After an early dip, the Hungarian currency firmed in line with most other Central European currencies as investors reassessed the chances of local interest rate cuts after the Fed signaled late Wednesday that US rate rises were still likely this year.

That may slightly curb the chances of further monetary easing in Central Europe, but deflation risks and the ECB’s asset purchases could still argue for neighbouring central banks to ease policy.

Emerging-market currencies are undervalued by an average of 0.9%, according to a proprietary valuation framework developed by Bank of America Merrill Lynch strategists, which estimates the long-term equilibrium exchange rate for 22 emerging-market currencies. Latin American currencies remain 14% overvalued on average, according to the model, while Asia as well as the Eastern Europe, Middle East and Africa region still look cheap. Asian currencies are 5% undervalued, while EEMEA shifted from a 5% to 9% average undervaluation over the past year, mainly driven by Hungary and Poland, according to BofA/ML.

The forint gained the most versus the Swiss franc which fell sharply against major currencies amid renewed speculation of intervention by the Swiss National Bank, which could be made cheaper now while the dollar gathers strength on its own after the Fed’s guidance.

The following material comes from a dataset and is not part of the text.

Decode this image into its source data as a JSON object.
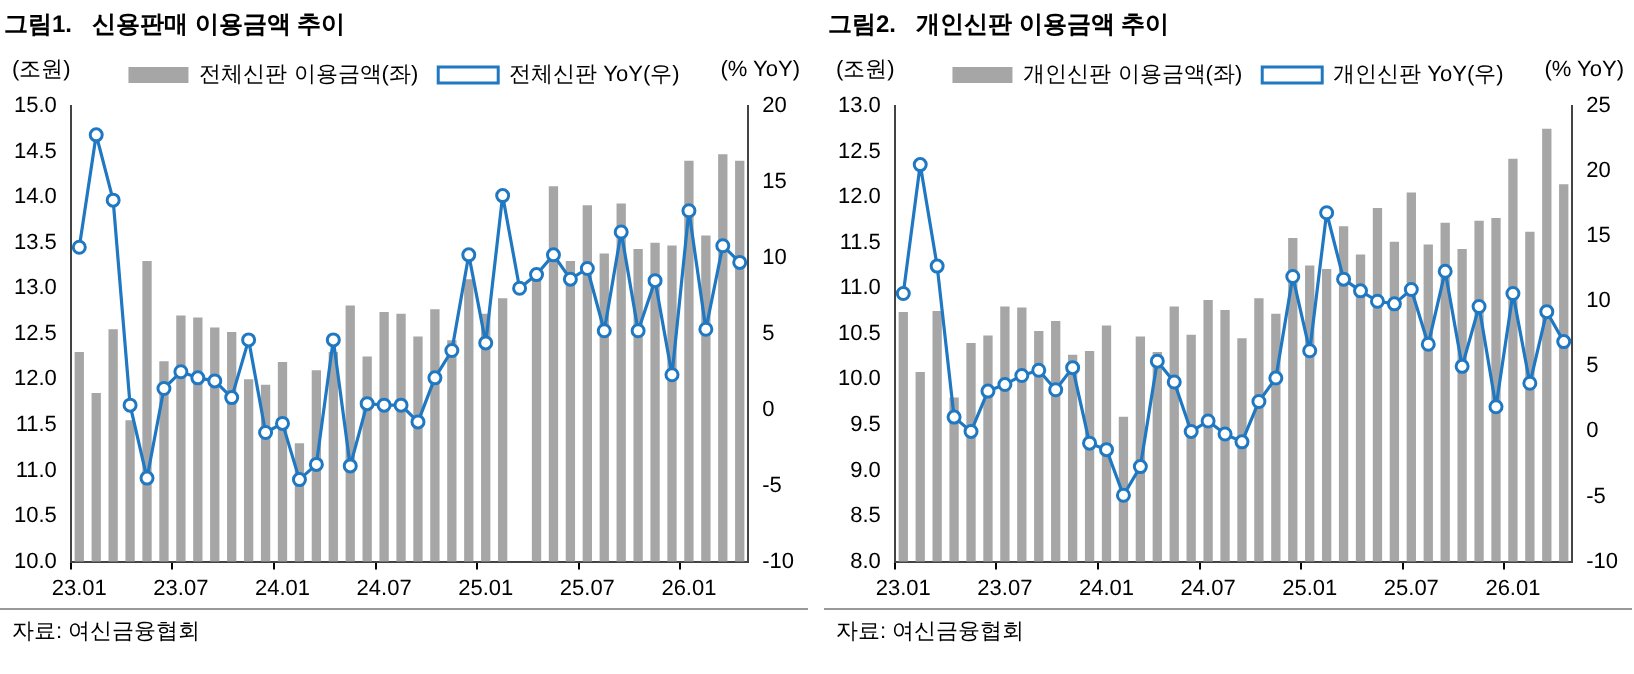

The forint traded at 274.70 to the dollar, up from 276.96 late Wednesday. On Thursday, it moved between 273.23 and 277,66. Its latest all-time low against the dollar was 280.33 on January 15.

It was quoted at 298.09 to the Swiss franc, up from 305.92 late Wednesday. Its range on Thursday was 297.42, a two-week high, to 305.67. It plunged to an all-time low at 378.49 on January 15, and has never been under 300 since then until Thursday.